How to measure LLM response latency
Quick answer
Measure
LLM response latency by recording the time immediately before sending a request and right after receiving the response using Python's time module. Use SDKs like openai or anthropic to send a prompt and calculate the difference to get the latency in seconds or milliseconds.PREREQUISITES
Python 3.8+OpenAI API key (free tier works) or Anthropic API keypip install openai>=1.0 or pip install anthropic>=0.20
Setup
Install the required SDK and set your API key as an environment variable for secure authentication.
pip install openai Step by step
This example uses the openai SDK to measure latency by capturing timestamps before and after the API call.
import os
import time
from openai import OpenAI
client = OpenAI(api_key=os.environ["OPENAI_API_KEY"])
start_time = time.perf_counter()
response = client.chat.completions.create(
model="gpt-4o-mini",
messages=[{"role": "user", "content": "Hello, how are you?"}]
)
end_time = time.perf_counter()
latency_seconds = end_time - start_time
print(f"LLM response latency: {latency_seconds:.3f} seconds")

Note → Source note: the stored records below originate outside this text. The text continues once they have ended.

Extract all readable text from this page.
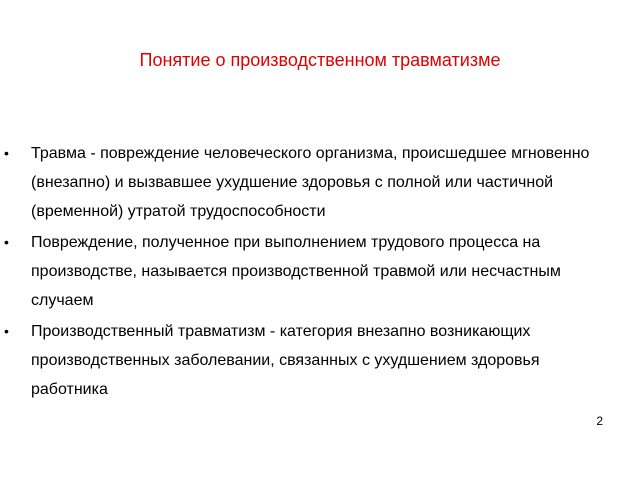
Понятие о производственном травматизме
• Травма - повреждение человеческого организма, происшедшее мгновенно (внезапно) и вызвавшее ухудшение здоровья с полной или частичной (временной) утратой трудоспособности
• Повреждение, полученное при выполнением трудового процесса на производстве, называется производственной травмой или несчастным случаем
• Производственный травматизм - категория внезапно возникающих производственных заболевании, связанных с ухудшением здоровья работника
2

print("Response content:", response.choices[0].message.content) output
LLM response latency: 1.234 seconds Response content: I'm doing well, thank you! How can I assist you today?
Common variations
You can measure latency asynchronously using asyncio or test different models like claude-3-5-haiku-20241022 with the Anthropic SDK. Streaming responses require measuring latency until the first token arrives.
import os
import time
from anthropic import Anthropic
client = Anthropic(api_key=os.environ["ANTHROPIC_API_KEY"])
start_time = time.perf_counter()
message = client.messages.create(
model="claude-3-5-haiku-20241022",
max_tokens=100,
system="You are a helpful assistant.",
messages=[{"role": "user", "content": "Hello, how are you?"}]
)
end_time = time.perf_counter()
latency_seconds = end_time - start_time
print(f"Claude LLM response latency: {latency_seconds:.3f} seconds")
print("Response content:", message.content[0].text) output
Claude LLM response latency: 1.567 seconds Response content: I'm doing well, thank you! How can I assist you today?
Troubleshooting
- If latency seems unusually high, check your network connection and API endpoint region.
- Ensure your API key is valid and has sufficient quota.
- For streaming APIs, measure latency until the first token to avoid inflated times.
Key Takeaways
- Use high-resolution timers like
time.perf_counter()to measure latency accurately. - Measure latency from just before the API call to immediately after receiving the full response.
- Adjust measurement method for streaming responses by timing until the first token arrives.